Directed by Shunji Iwai
Canada 2011
The line on Shunji Iwai’s English-language debut, Vampire, is “Don’t worry. The film is really not about vampires,” which is true. There are no mythical shenanigans; no supernatural mystique artificially injected into this story about a serial killer and his travails. However, the title of the movie does not mean to mislead. Iwai’s Vampire is definitely fantastical, and like Lily Chou Chou and Swallowtail Butterfly before it, requires a persistent state of suspended disbelief to truly shine. And by toeing the line of surrealism so expertly, Iwai, like a filmmaking Dracula, puts the view under a spell, allowing him to fully control (and subvert) one’s expectations.
The story follows Simon, an attractive young biology teacher who lives with his Alzheimer’s afflicted mother. His hobbies include grousing, being a shut-in, collecting lab equipment, and draining blood from suicidal women. He finds the women on websites, and uses a plethora of excuses to get them to go along with his plans. Some he tells he’ll participate in a suicide pact. Some he tells the blood is for medical research. All are lies. Simon has no plans to die.

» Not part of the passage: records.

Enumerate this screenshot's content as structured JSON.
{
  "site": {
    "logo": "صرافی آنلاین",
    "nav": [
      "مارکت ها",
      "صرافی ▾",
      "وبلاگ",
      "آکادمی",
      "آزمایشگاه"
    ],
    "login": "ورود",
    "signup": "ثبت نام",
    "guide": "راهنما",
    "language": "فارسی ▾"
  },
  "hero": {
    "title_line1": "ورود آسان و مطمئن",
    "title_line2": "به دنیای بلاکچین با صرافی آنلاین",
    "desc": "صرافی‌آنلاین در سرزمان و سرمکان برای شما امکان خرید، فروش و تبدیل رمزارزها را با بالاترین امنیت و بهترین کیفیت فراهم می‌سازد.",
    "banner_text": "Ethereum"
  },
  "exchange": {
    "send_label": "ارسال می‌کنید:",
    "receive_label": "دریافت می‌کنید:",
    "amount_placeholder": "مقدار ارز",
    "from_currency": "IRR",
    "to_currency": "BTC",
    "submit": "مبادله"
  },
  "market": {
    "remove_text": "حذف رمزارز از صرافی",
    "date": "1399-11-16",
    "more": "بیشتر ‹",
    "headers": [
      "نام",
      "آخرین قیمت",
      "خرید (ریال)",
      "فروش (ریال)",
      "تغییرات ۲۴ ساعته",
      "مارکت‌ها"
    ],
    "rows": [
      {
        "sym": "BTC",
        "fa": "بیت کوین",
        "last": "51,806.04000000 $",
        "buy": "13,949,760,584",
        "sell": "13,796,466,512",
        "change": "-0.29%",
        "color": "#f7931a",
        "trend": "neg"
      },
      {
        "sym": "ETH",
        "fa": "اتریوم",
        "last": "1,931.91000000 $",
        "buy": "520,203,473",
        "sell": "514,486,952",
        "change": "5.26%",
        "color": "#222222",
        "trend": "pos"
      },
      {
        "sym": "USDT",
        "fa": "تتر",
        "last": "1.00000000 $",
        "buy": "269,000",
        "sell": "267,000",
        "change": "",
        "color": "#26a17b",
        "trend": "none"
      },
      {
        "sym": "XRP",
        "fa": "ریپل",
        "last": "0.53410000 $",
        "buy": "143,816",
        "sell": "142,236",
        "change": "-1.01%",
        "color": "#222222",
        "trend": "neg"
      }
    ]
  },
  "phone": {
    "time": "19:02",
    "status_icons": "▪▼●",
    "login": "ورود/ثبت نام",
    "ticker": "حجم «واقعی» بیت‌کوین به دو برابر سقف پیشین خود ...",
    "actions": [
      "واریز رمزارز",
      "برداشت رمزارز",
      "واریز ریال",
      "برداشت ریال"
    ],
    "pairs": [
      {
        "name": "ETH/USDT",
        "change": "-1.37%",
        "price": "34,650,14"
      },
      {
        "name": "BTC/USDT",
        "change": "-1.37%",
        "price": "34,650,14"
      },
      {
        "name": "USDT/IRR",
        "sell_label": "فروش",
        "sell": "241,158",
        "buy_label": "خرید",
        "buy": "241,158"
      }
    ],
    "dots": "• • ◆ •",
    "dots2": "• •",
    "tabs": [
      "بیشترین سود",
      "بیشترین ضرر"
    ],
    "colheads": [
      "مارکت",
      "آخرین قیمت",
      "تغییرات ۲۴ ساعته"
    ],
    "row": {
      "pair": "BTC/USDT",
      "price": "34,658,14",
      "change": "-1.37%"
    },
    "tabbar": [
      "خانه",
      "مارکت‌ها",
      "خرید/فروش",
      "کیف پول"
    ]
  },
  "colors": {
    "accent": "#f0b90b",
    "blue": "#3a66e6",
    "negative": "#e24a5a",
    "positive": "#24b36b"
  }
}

Simon is surrounded by a colorful cast of characters. Mina, a quiet, morose Japanese exchange student, desperately seeks Simon’s attention. Renfield is a maniac wannabe, a vampirism fanboy who wants nothing more than to have his own lengthy Wikipedia page and maybe some rape charges. And at the top of the heap is Laura (Rachel Leigh Cook), Simon’s stalker/girlfriend, who might be even more sociopathic than Simon (“she grew up rough” her step-brother explains). Compared to some of these characters, Simon’s madness may be more or less reasonable.
Kevin Zegers (Gossip Girl) does an incredible job as Simon, balancing the character’s complexities without appearing psychotic. Cook is thoroughly enjoyable as Laura, and Adelaide Clemens is an absolute revelation as the Lolita-esque Ladybird. But in the end, the true star is Iwai and his gorgeous direction. His shot selection is superb, the pacing is riveting (some would say breakneck by Iwai’s standards), and he’s able to seamlessly shift gears at will. In fact, there are a couple scenes in the movie that might be too beautiful, if not juxtaposed with some genuinely macabre context.
Vampire may not be a vampire movie, but it probably does more for the monster than Twilight ever could do. It’s a case study of a mythological creature, an origin story of legend using a subject that might hit closer to home than any Edward or Jacob could. This beast is a man, and the things he does, as appalling as they might be, are still in the realm of human experience. Never has the trope “the monster is inside of us” been expressed so clearly.
Vampire will screen at the 2011 Seattle International Film Festival at the Admiral Theater on June 5th at 8:30 PM.